L’éducation des catholiques échouant entièrement à l’Église dans le cadre constitutionnel de 1867, il allait de soi que le clergé prenne en charge la jeunesse rurale, ce qu’il fit en investissant les écoles d’agriculture. L’engagement de l’Église allait donner l’embryon d’un écosystème éducatif et technique dans le l’École d’agriculture de Sainte-Anne-de-la Pocatière, qui jouera un rôle clé dans le développement du secteur agricole. Elle deviendra le principal point d’appui de la Faculté d’agriculture de l’Université Laval.
Publiée en 1891, l’encyclique Rerum novarum invite les autorités religieuses à prendre part au développement économique et social.

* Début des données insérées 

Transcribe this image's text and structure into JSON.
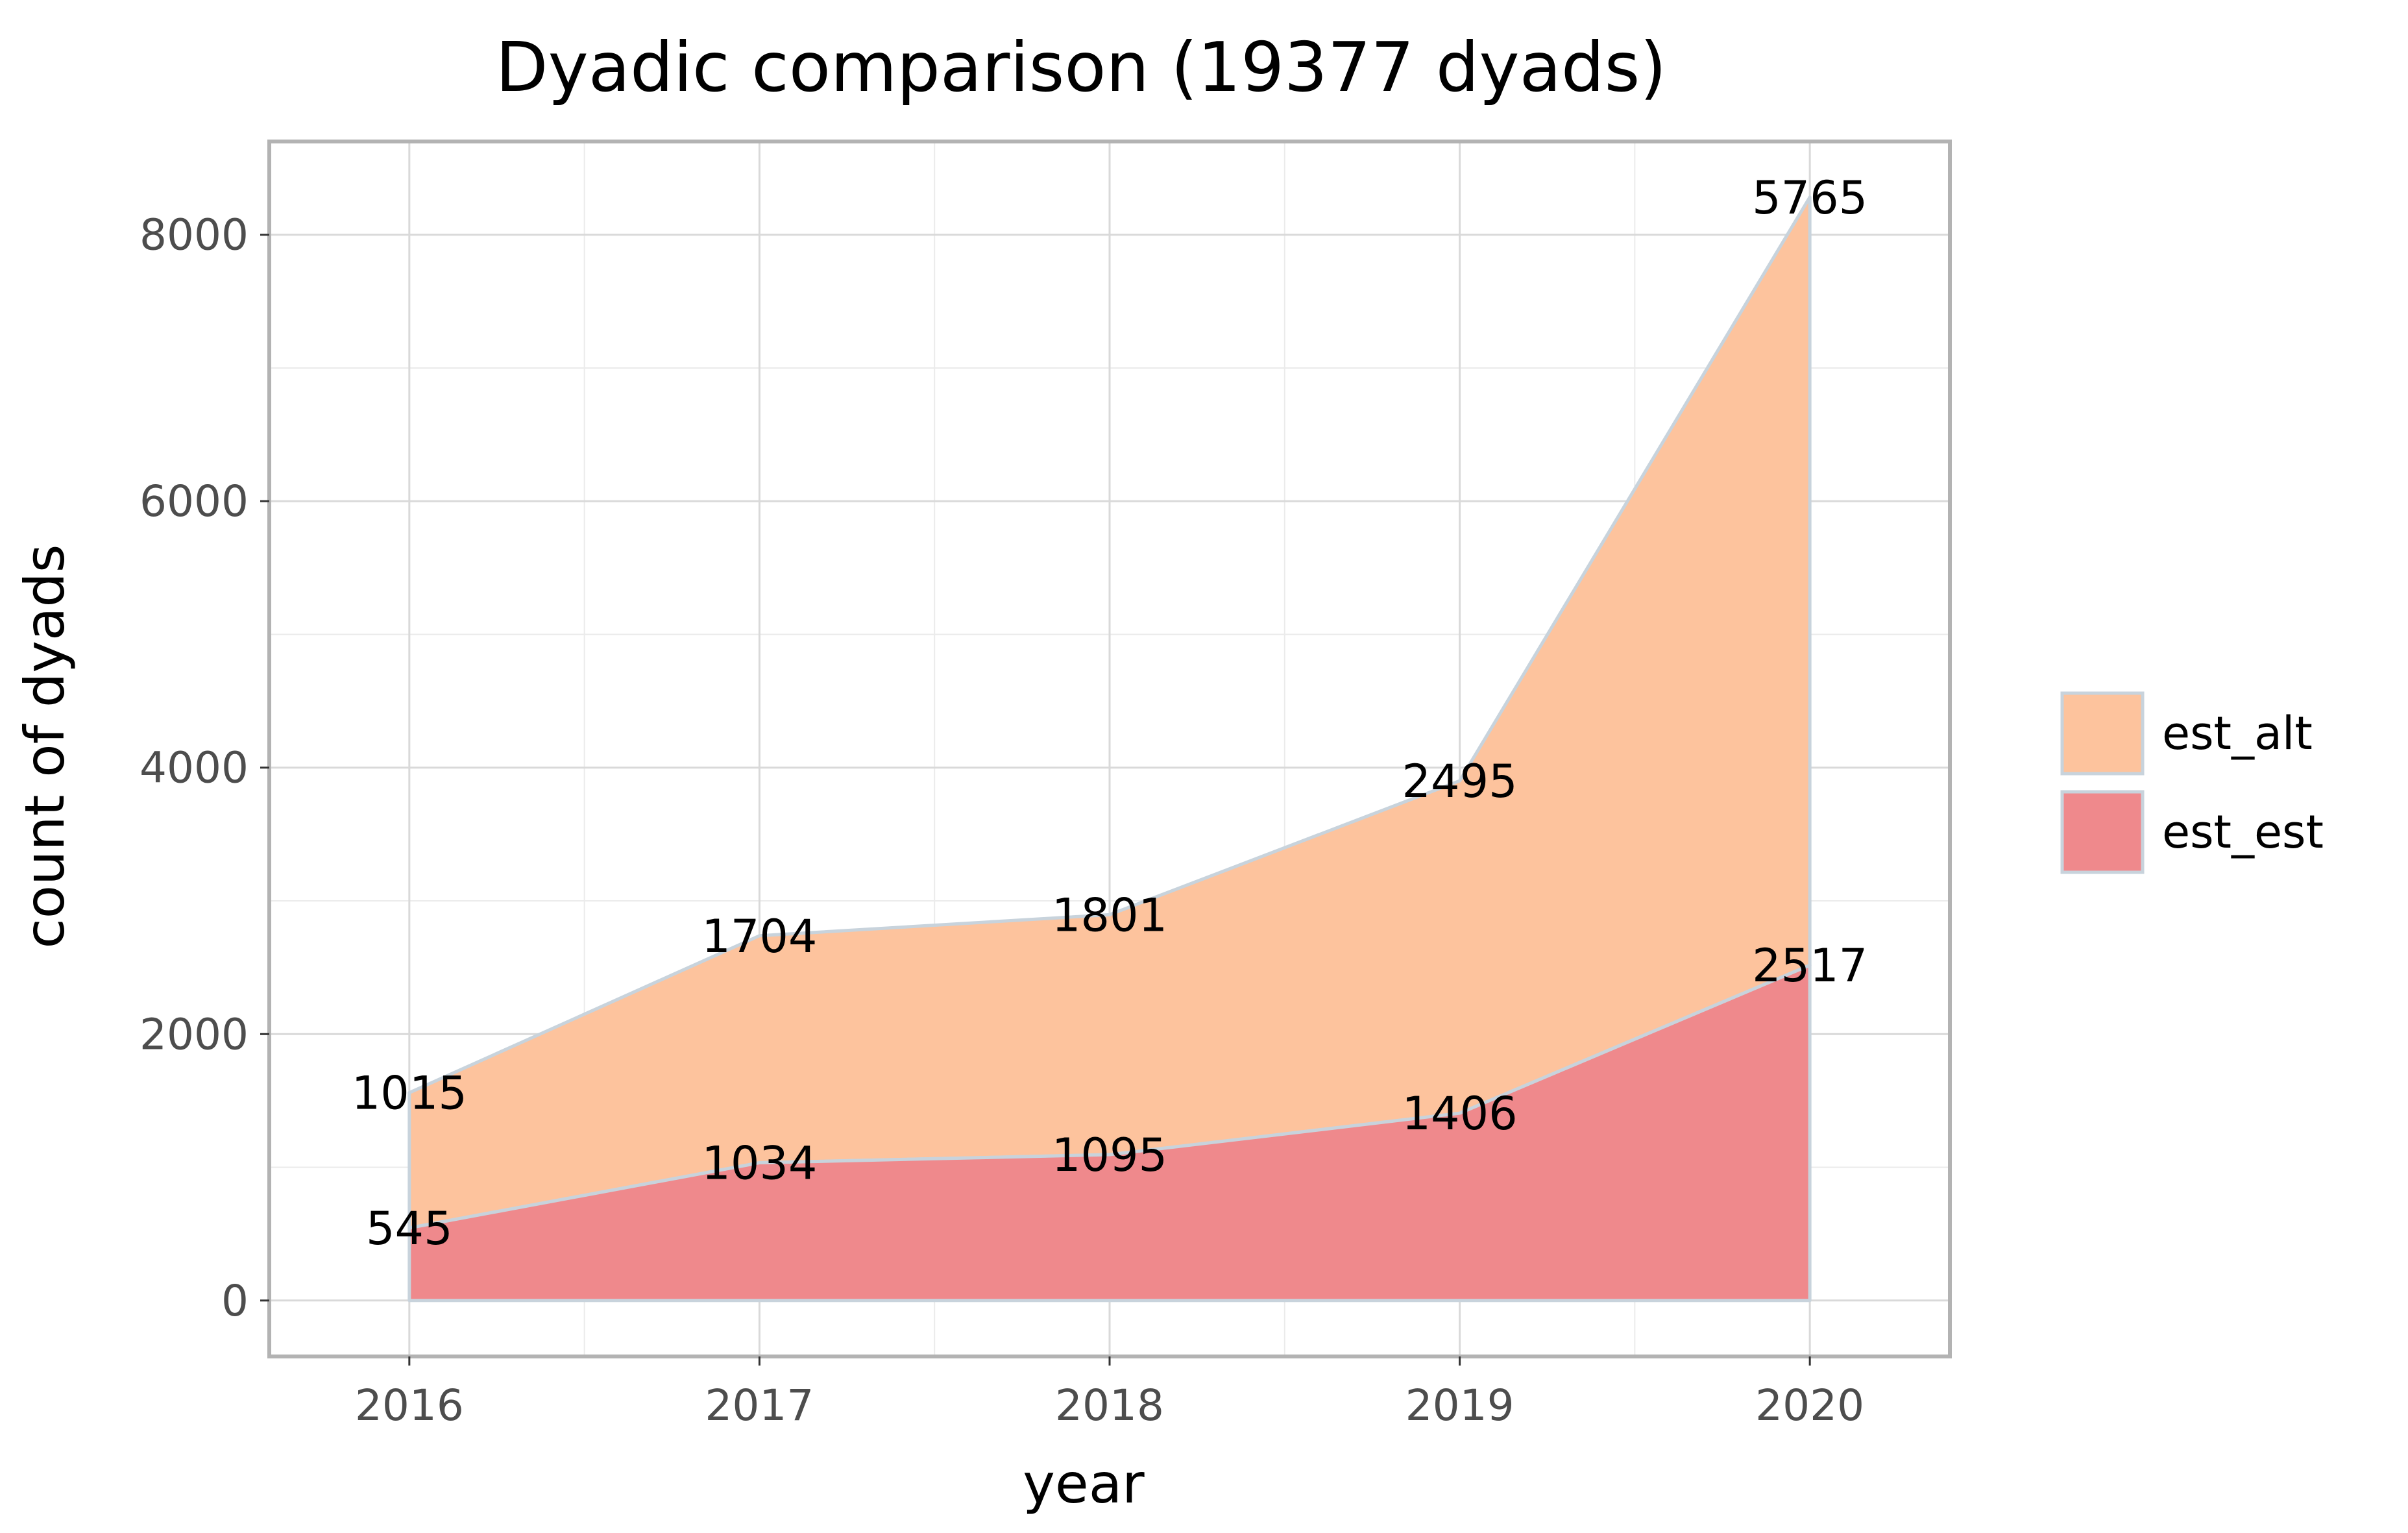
{
  "chart_data": {
    "type": "area",
    "stacked": true,
    "title": "Dyadic comparison (19377 dyads)",
    "xlabel": "year",
    "ylabel": "count of dyads",
    "x": [
      2016,
      2017,
      2018,
      2019,
      2020
    ],
    "x_tick_labels": [
      "2016",
      "2017",
      "2018",
      "2019",
      "2020"
    ],
    "xlim": [
      2015.6,
      2020.4
    ],
    "ylim": [
      -420,
      8700
    ],
    "y_ticks": [
      0,
      2000,
      4000,
      6000,
      8000
    ],
    "y_tick_labels": [
      "0",
      "2000",
      "4000",
      "6000",
      "8000"
    ],
    "grid": true,
    "legend_position": "right",
    "series": [
      {
        "name": "est_alt",
        "values": [
          1015,
          1704,
          1801,
          2495,
          5765
        ],
        "color": "#fdc39d"
      },
      {
        "name": "est_est",
        "values": [
          545,
          1034,
          1095,
          1406,
          2517
        ],
        "color": "#ef898c"
      }
    ],
    "stack_order_bottom_to_top": [
      "est_est",
      "est_alt"
    ],
    "line_color": "#c8d3dc"
  }
}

Y prenant appui et s’inspirant des associations catholiques belges les Boerenbond, les membres du clergé inscrivent le mouvement coopératif dans la recherche d’une troisième voie : entre le capitalisme et le socialisme d’État.
L’approche qu’adopte le clergé est certes conservatrice et moralisatrice comme en témoigne la devise du collège avicole Saint-Thomas-d’Aquin : « après la religion l’agriculture ». Mais tiraillée entre la volonté de faire primer l’enseignement des valeurs chrétiennes et la nécessité de bâtir des organisations rentables, la coopération agricole aura été un des univers où l’esprit modernisateur de membres de l’Église s’est manifesté avec le plus de vigueur.
Par exemple, le Comptoir coopératif (fondé par les jésuites quelques années avant d’intégrer la Coopérative fédérée) devait selon l’article 2 des statuts généraux du Comptoir, « travailler au progrès religieux, intellectuel, social et économique de ses membres en prenant à cœur leurs intérêts matériels ». En témoigne aussi la contribution de l’abbé Jean-Baptiste-Arthur Allaire. Des cours de coopération sont dispensés au collège Saint-Thomas-d’Aquin qu’il dirige – il affirmera que « c’est dans ce collège qu’est née la coopération ». Devenu un des pères fondateurs du bulletin hebdomadaire Le Coopérateur agricole, le ministère de l’Agriculture le mandate en 1915 pour développer le mouvement. Dix années après l’adoption de la Loi sur les coopératives agricoles en 1908, le Québec compte 270 coopératives dont la plupart ont profité du soutien actif du clergé.